I don’t typically like romance unless it’s got some other genre along to help build story and character; just the relationship parts gets kind of one note. I picked up The Ex Hex and it’s got enough magic going wrong that it works with the relationship. What I don’t quite get is why/how putting a Welsh magic town in the North Georgia mountains is even slightly believable. I know this is both romance and magic, so it’s not exactly realism forward, btu that’s going too far. Why name the setting that way and then making it seem more like New England where you’d expect things like this?
There’s a good bit of predictable with Viv and Rhys, and their first meeting at 19, apparently spectacular break up (which we only gets bits about; there’s probably more info about their social media stalking each other over the next decade), and then running into each other again about nine years later. Both are witches from witchy families, although apparently Viv didn’t know about the magic world until pretty late in her life because of her mom wanting to avoid it. Yes, this is a grown-up version of Halloweentown.

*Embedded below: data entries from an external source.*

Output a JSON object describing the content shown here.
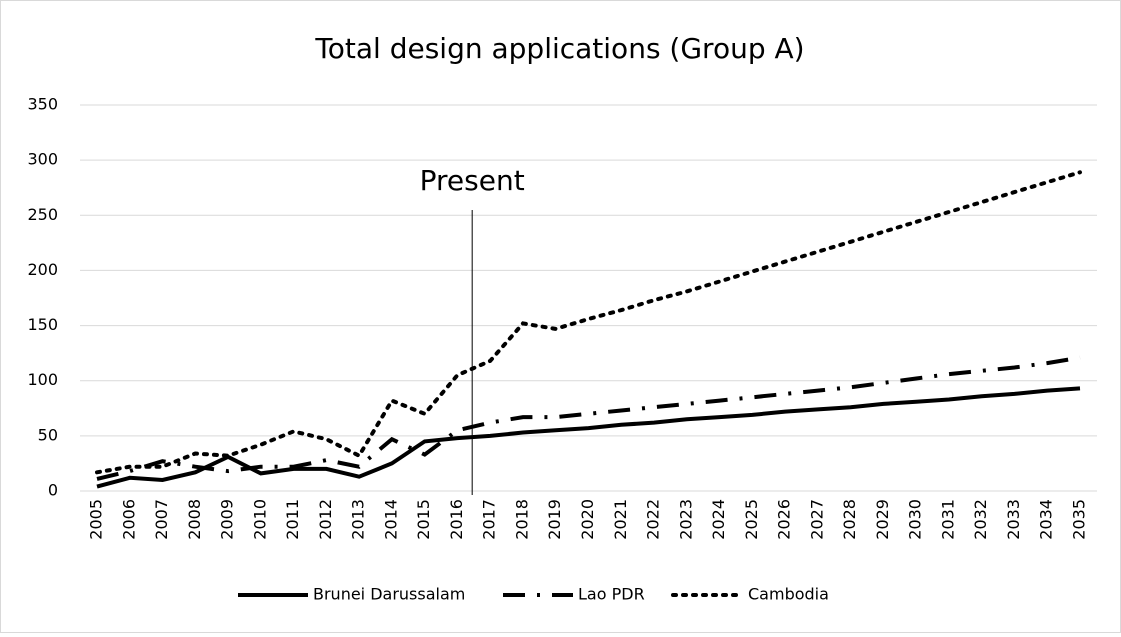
{
  "chart_data": {
    "type": "line",
    "title": "Total design applications (Group A)",
    "categories": [
      "2005",
      "2006",
      "2007",
      "2008",
      "2009",
      "2010",
      "2011",
      "2012",
      "2013",
      "2014",
      "2015",
      "2016",
      "2017",
      "2018",
      "2019",
      "2020",
      "2021",
      "2022",
      "2023",
      "2024",
      "2025",
      "2026",
      "2027",
      "2028",
      "2029",
      "2030",
      "2031",
      "2032",
      "2033",
      "2034",
      "2035"
    ],
    "series": [
      {
        "name": "Brunei Darussalam",
        "color": "#000000",
        "dash": "solid",
        "values": [
          4,
          12,
          10,
          17,
          31,
          16,
          20,
          20,
          13,
          25,
          45,
          48,
          50,
          53,
          55,
          57,
          60,
          62,
          65,
          67,
          69,
          72,
          74,
          76,
          79,
          81,
          83,
          86,
          88,
          91,
          93
        ]
      },
      {
        "name": "Lao PDR",
        "color": "#000000",
        "dash": "dash-dot",
        "values": [
          11,
          18,
          27,
          22,
          18,
          22,
          22,
          28,
          22,
          47,
          33,
          55,
          62,
          67,
          67,
          70,
          73,
          76,
          79,
          82,
          85,
          88,
          91,
          94,
          98,
          102,
          106,
          109,
          112,
          116,
          121
        ]
      },
      {
        "name": "Cambodia",
        "color": "#000000",
        "dash": "dot",
        "values": [
          17,
          22,
          22,
          34,
          32,
          42,
          54,
          47,
          32,
          82,
          70,
          105,
          118,
          152,
          147,
          156,
          164,
          173,
          181,
          190,
          199,
          208,
          217,
          226,
          235,
          244,
          253,
          262,
          271,
          280,
          289
        ]
      }
    ],
    "ylim": [
      0,
      350
    ],
    "yticks": [
      0,
      50,
      100,
      150,
      200,
      250,
      300,
      350
    ],
    "grid": true,
    "annotations": [
      {
        "text": "Present",
        "after": "2016"
      }
    ],
    "legend": "bottom"
  }
}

The magic problem is actually kind of real in that it involves drunk teen Viv post break-up with her witchy cousin Gwen cursing Rhys with bad hair and bad sex; the curse works even though not the way it was meant to, so now older Rhys is back in town and he and Viv need to break the curse to save the town’s magic which gets affected. Some of the results seem to have come out of cartoons, and once the actual adults (Viv’s aunt and Rhys’ dad) get involved, there’s some serious magic to do and figure out.
The love over vengeance in the end almost makes the good-bye (but not really because this is romance) real-ish but given that there are still pages left at that point, you know that’s not the end. Even more so now that there’s one sequel out and another apparently in the works. It’s a fun quick read although the initial attraction never really gets explained, the relationships is a fun one and you want it to work out, and it mostly does.